Variable	Default	Required	Description
`GOOGLE_API_KEY`	—	Yes	Google AI API key
`ORCHESTRATOR_LLM_MODEL`	`gemini-2.5-flash`	No	Gemini model for LLM service
`QDRANT_URL`	`http://qdrant:6333`	No	Qdrant vector store URL
`MCP_MAX_CONCURRENT_PER_TENANT`	`20`	No	Per-tenant semaphore limit
`MCP_TOOL_TIMEOUT`	`90.0`	No	MCP tool call timeout (seconds)
`MCP_IDLE_TIMEOUT`	`300.0`	No	Idle connection cleanup (seconds)
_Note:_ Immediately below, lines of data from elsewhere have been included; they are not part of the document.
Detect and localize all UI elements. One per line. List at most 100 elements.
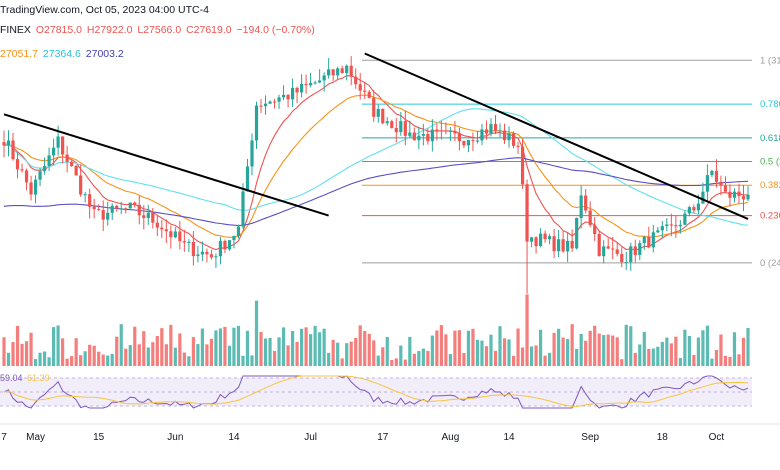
- candle-body-104: [471, 140, 475, 142]
- open-value: O27815.0: [35, 24, 82, 36]
- candle-body-131: [593, 225, 597, 235]
- candle-body-107: [484, 129, 489, 134]
- candle-body-153: [692, 207, 696, 211]
- volume-bar-14: [65, 358, 69, 366]
- candle-body-139: [629, 246, 633, 263]
- candle-body-48: [218, 240, 223, 257]
- volume-bar-98: [444, 334, 448, 366]
- ma-slow-line: [3, 108, 749, 226]
- volume-bar-154: [696, 337, 700, 366]
- candle-body-50: [227, 240, 232, 250]
- candle-body-116: [525, 184, 529, 242]
- candle-body-156: [705, 175, 710, 192]
- candle-body-84: [381, 109, 385, 124]
- low-value: L27566.0: [137, 24, 182, 36]
- candle-body-94: [426, 133, 430, 142]
- volume-bar-139: [629, 326, 633, 366]
- volume-bar-92: [417, 351, 421, 366]
- x-tick-label-4: 14: [228, 432, 240, 443]
- ma-value-1: 27364.6: [42, 48, 81, 60]
- volume-bar-30: [137, 344, 141, 366]
- volume-bar-85: [385, 336, 389, 366]
- volume-bar-134: [606, 334, 610, 366]
- candle-body-10: [47, 155, 51, 166]
- rsi-value-1: 59.04: [0, 373, 23, 383]
- exchange-label: FINEX: [0, 24, 31, 36]
- volume-bar-145: [656, 346, 660, 366]
- volume-bar-112: [507, 339, 511, 366]
- volume-bar-2: [11, 342, 15, 366]
- volume-bar-50: [227, 345, 232, 366]
- candle-body-119: [538, 233, 543, 247]
- volume-bar-13: [61, 338, 65, 366]
- candle-body-3: [15, 159, 20, 170]
- candle-body-147: [665, 224, 669, 227]
- candle-body-141: [638, 243, 642, 255]
- fib-label-2: 0.618: [760, 133, 780, 144]
- volume-bar-26: [119, 324, 123, 366]
- volume-bar-28: [128, 345, 132, 366]
- candle-body-143: [647, 236, 651, 248]
- volume-bar-90: [408, 336, 412, 366]
- candle-body-30: [137, 204, 141, 216]
- volume-bar-31: [142, 331, 146, 366]
- volume-bar-27: [124, 348, 128, 366]
- candle-body-76: [345, 65, 349, 74]
- volume-bar-86: [390, 359, 394, 366]
- candle-body-26: [119, 208, 123, 210]
- candle-body-95: [430, 129, 434, 142]
- candle-body-155: [701, 191, 705, 204]
- x-tick-label-7: Aug: [442, 432, 460, 443]
- candle-body-29: [133, 202, 137, 205]
- high-value: H27922.0: [86, 24, 133, 36]
- candle-body-56: [254, 105, 259, 141]
- volume-bar-65: [295, 341, 299, 366]
- candle-body-57: [259, 105, 263, 107]
- candle-body-4: [20, 169, 24, 171]
- volume-bar-138: [624, 324, 628, 366]
- candle-body-83: [376, 109, 380, 117]
- candle-body-152: [687, 207, 691, 214]
- candle-body-40: [182, 241, 186, 243]
- volume-bar-49: [223, 326, 227, 366]
- candle-body-67: [304, 84, 308, 86]
- volume-bar-116: [525, 294, 529, 366]
- candle-body-145: [656, 230, 660, 233]
- candle-body-151: [683, 213, 687, 225]
- volume-bar-74: [336, 342, 340, 366]
- volume-bar-142: [642, 331, 646, 366]
- volume-bar-160: [723, 355, 728, 366]
- volume-bar-144: [651, 348, 655, 366]
- volume-bar-126: [570, 324, 574, 366]
- candle-body-123: [557, 239, 561, 252]
- volume-bar-82: [372, 340, 376, 366]
- volume-bar-20: [92, 345, 96, 366]
- candle-body-114: [516, 145, 520, 147]
- volume-bar-46: [209, 338, 214, 366]
- volume-bar-11: [52, 327, 56, 366]
- volume-bar-72: [327, 352, 331, 366]
- candle-body-47: [214, 256, 218, 258]
- x-tick-label-5: Jul: [304, 432, 317, 443]
- volume-bar-45: [205, 344, 209, 366]
- volume-bar-73: [331, 339, 335, 366]
- volume-bar-37: [169, 324, 173, 366]
- change-value: −194.0 (−0.70%): [236, 24, 315, 36]
- candle-body-85: [385, 121, 389, 124]
- candle-body-25: [115, 205, 119, 209]
- candle-body-46: [209, 254, 214, 258]
- x-tick-label-6: 17: [377, 432, 389, 443]
- volume-bar-36: [164, 344, 168, 366]
- volume-bar-153: [692, 354, 696, 366]
- volume-bar-165: [746, 327, 750, 366]
- volume-bar-44: [200, 328, 204, 366]
- candle-body-37: [169, 231, 173, 238]
- candle-body-117: [529, 237, 534, 242]
- candle-body-11: [52, 147, 56, 156]
- volume-bar-41: [187, 356, 191, 366]
- volume-bar-25: [115, 336, 119, 366]
- candle-body-88: [399, 121, 403, 133]
- candle-body-78: [354, 76, 358, 85]
- candle-body-108: [489, 124, 493, 134]
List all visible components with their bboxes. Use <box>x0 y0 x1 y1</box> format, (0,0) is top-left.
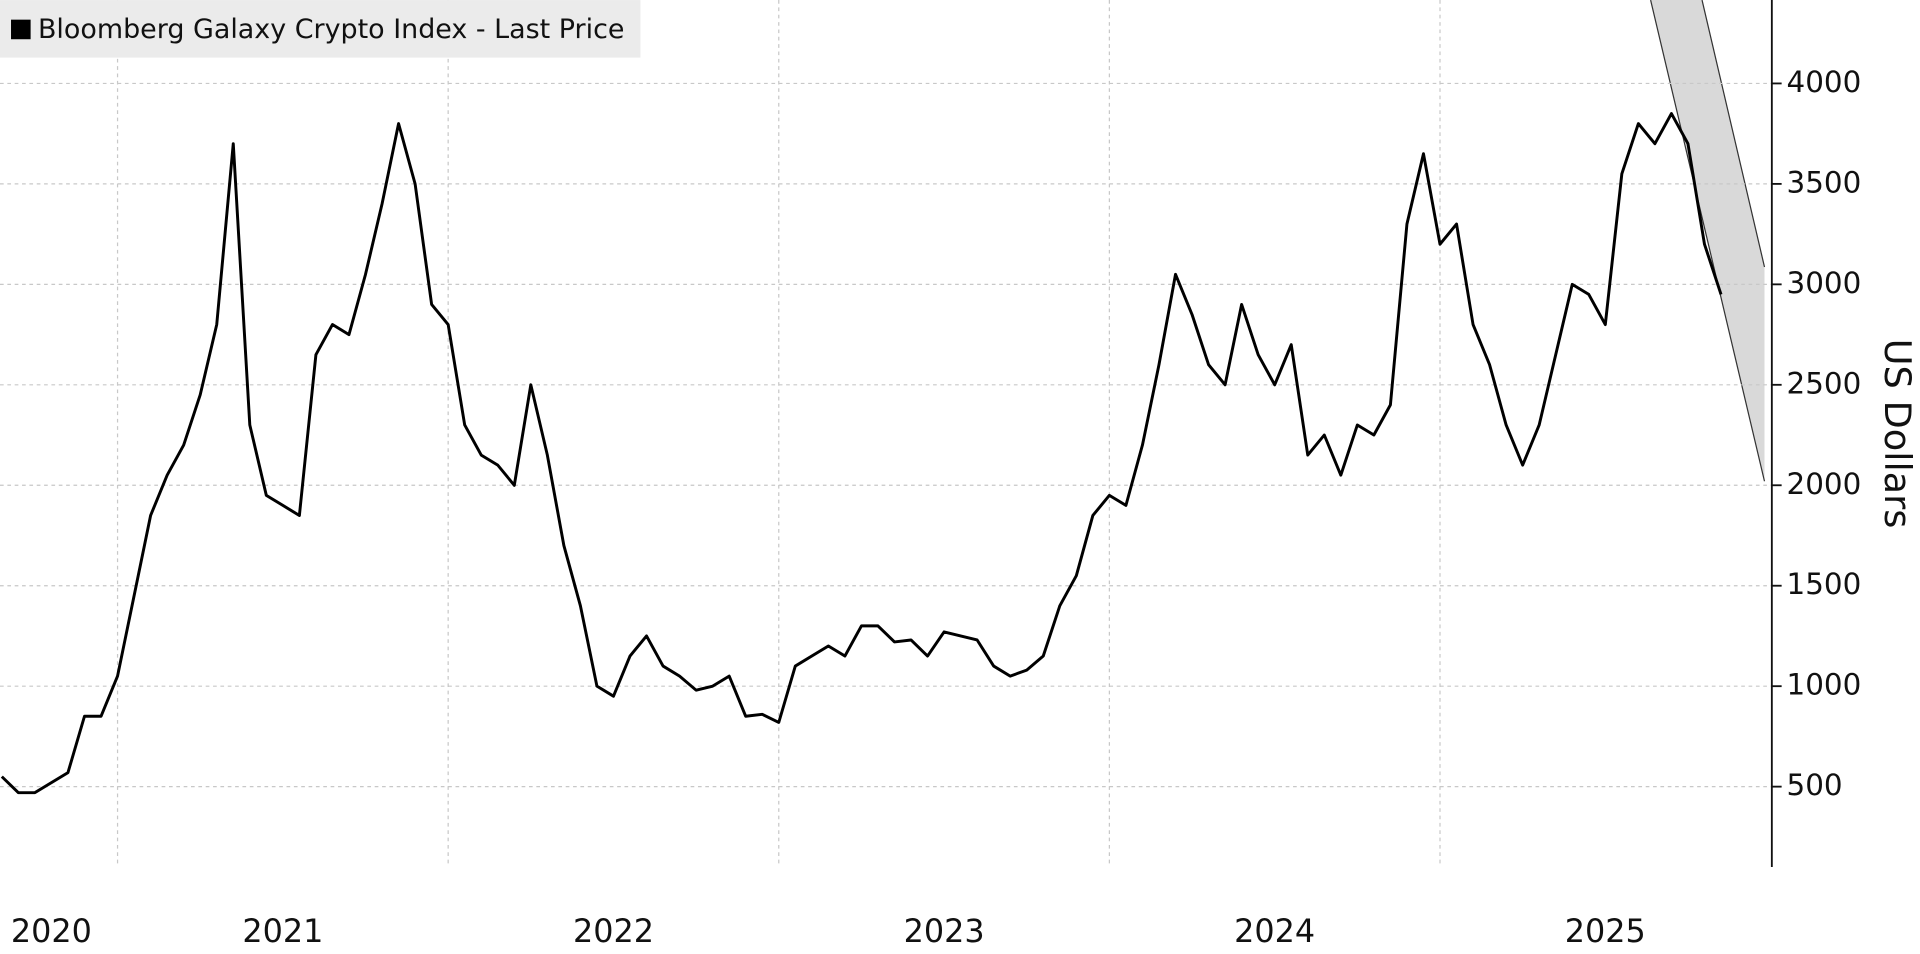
y-tick-label: 2000 <box>1787 467 1862 501</box>
trend-line-lower <box>1650 0 1766 482</box>
y-tick-label: 1000 <box>1787 668 1862 702</box>
x-tick-label: 2021 <box>242 912 323 950</box>
x-tick-label: 2024 <box>1234 912 1315 950</box>
x-tick-label: 2023 <box>904 912 985 950</box>
y-tick-label: 2500 <box>1787 366 1862 400</box>
trend-line-upper <box>1701 0 1766 268</box>
y-tick-label: 3500 <box>1787 165 1862 199</box>
y-tick-label: 3000 <box>1787 266 1862 300</box>
legend-label: Bloomberg Galaxy Crypto Index - Last Pri… <box>38 14 625 45</box>
x-tick-label: 2025 <box>1565 912 1646 950</box>
price-line <box>0 112 1723 795</box>
y-tick-label: 1500 <box>1787 567 1862 601</box>
y-axis-label: US Dollars <box>1876 339 1919 529</box>
legend: Bloomberg Galaxy Crypto Index - Last Pri… <box>0 0 641 58</box>
legend-swatch <box>11 19 31 40</box>
legend-background <box>0 0 641 58</box>
y-tick-label: 4000 <box>1787 65 1862 99</box>
x-tick-label: 2022 <box>573 912 654 950</box>
x-tick-label: 2020 <box>11 912 92 950</box>
y-tick-label: 500 <box>1787 768 1843 802</box>
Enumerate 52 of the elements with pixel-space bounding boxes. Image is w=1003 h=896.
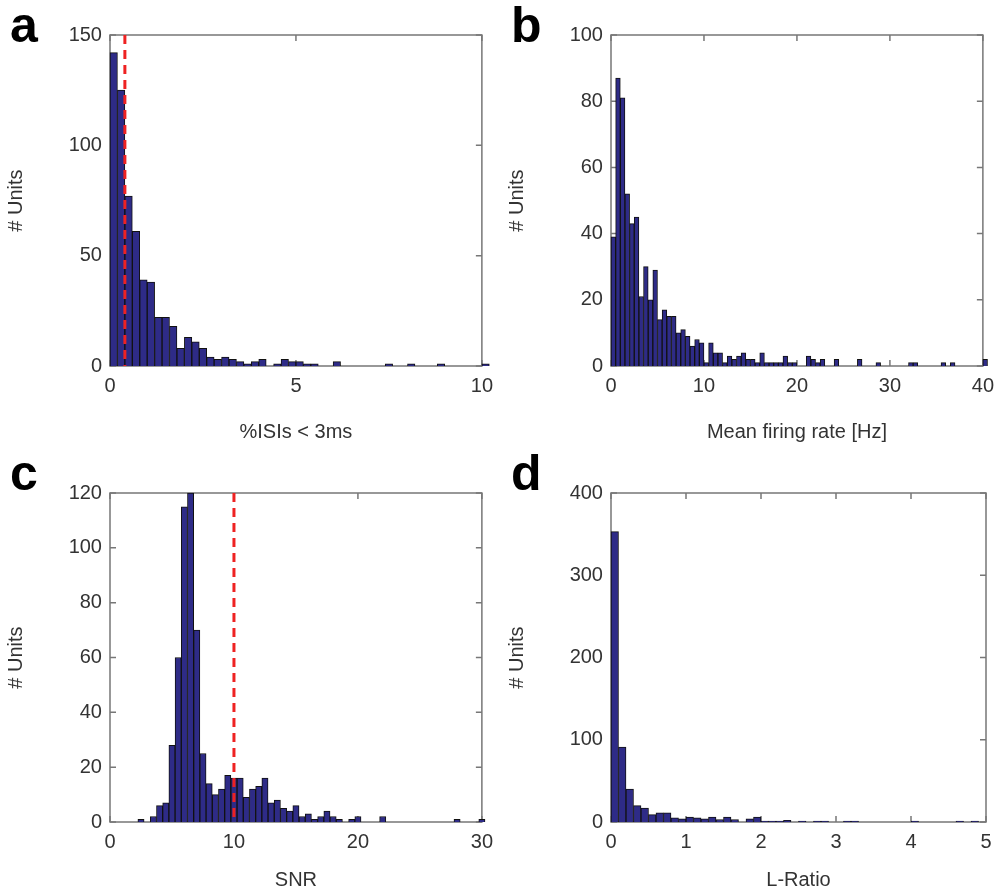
x-axis-title: %ISIs < 3ms	[239, 419, 353, 442]
y-tick-label: 100	[68, 132, 102, 155]
x-tick-label: 0	[605, 373, 617, 396]
y-tick-label: 400	[569, 480, 603, 503]
y-tick-label: 300	[569, 562, 603, 585]
x-tick-label: 0	[104, 829, 116, 852]
x-tick-label: 20	[346, 829, 370, 852]
y-tick-label: 40	[580, 221, 603, 244]
y-tick-label: 0	[90, 809, 102, 832]
y-tick-label: 100	[68, 535, 102, 558]
y-tick-label: 200	[569, 645, 603, 668]
chart-title: b	[511, 0, 542, 54]
x-tick-label: 10	[470, 373, 493, 396]
chart-title: a	[10, 0, 38, 54]
y-tick-label: 40	[79, 699, 102, 722]
y-tick-label: 60	[580, 154, 603, 177]
y-tick-label: 100	[569, 727, 603, 750]
y-tick-label: 100	[569, 22, 603, 45]
y-axis-title: # Units	[504, 169, 527, 232]
y-tick-label: 20	[79, 754, 102, 777]
y-axis-title: # Units	[3, 169, 26, 232]
x-tick-label: 4	[905, 829, 917, 852]
y-tick-label: 20	[580, 287, 603, 310]
x-tick-label: 40	[971, 373, 994, 396]
x-axis-title: Mean firing rate [Hz]	[706, 419, 887, 442]
x-axis-title: SNR	[274, 867, 318, 890]
y-axis-title: # Units	[504, 626, 527, 689]
y-tick-label: 80	[79, 590, 102, 613]
y-tick-label: 0	[591, 353, 603, 376]
x-tick-label: 5	[980, 829, 992, 852]
y-tick-label: 0	[90, 353, 102, 376]
x-tick-label: 3	[830, 829, 842, 852]
x-tick-label: 5	[290, 373, 302, 396]
x-tick-label: 30	[470, 829, 493, 852]
x-tick-label: 10	[692, 373, 716, 396]
y-tick-label: 50	[79, 243, 102, 266]
x-axis-title: L-Ratio	[766, 867, 831, 890]
y-axis-title: # Units	[3, 626, 26, 689]
y-tick-label: 80	[580, 88, 603, 111]
chart-title: c	[10, 444, 38, 502]
x-tick-label: 0	[605, 829, 617, 852]
x-tick-label: 30	[878, 373, 902, 396]
y-tick-label: 0	[591, 809, 603, 832]
x-tick-label: 10	[222, 829, 246, 852]
x-tick-label: 1	[680, 829, 692, 852]
x-tick-label: 20	[785, 373, 809, 396]
y-tick-label: 120	[68, 480, 102, 503]
x-tick-label: 2	[755, 829, 767, 852]
y-tick-label: 150	[68, 22, 102, 45]
chart-title: d	[511, 444, 542, 502]
x-tick-label: 0	[104, 373, 116, 396]
y-tick-label: 60	[79, 645, 102, 668]
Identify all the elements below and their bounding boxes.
`KB_SCORE_THRESHOLD`	`0.5`	No	Qdrant similarity threshold
`KB_DEFAULT_LIMIT`	`6`	No	Qdrant top-K results
`POSTGRES_HOST`	—	No	PostgreSQL host for question logging
`POSTGRES_PORT`	—	No	PostgreSQL port
`POSTGRES_DB`	—	No	PostgreSQL database name
`POSTGRES_USER`	—	No	PostgreSQL user
`POSTGRES_PASSWORD`	—	No	PostgreSQL password

ORCHESTRATOR_ENABLED is off by default

Atlas ships with ORCHESTRATOR_ENABLED=false. The orchestrator must be explicitly opted in per deployment until Phase 1 is fully validated in production.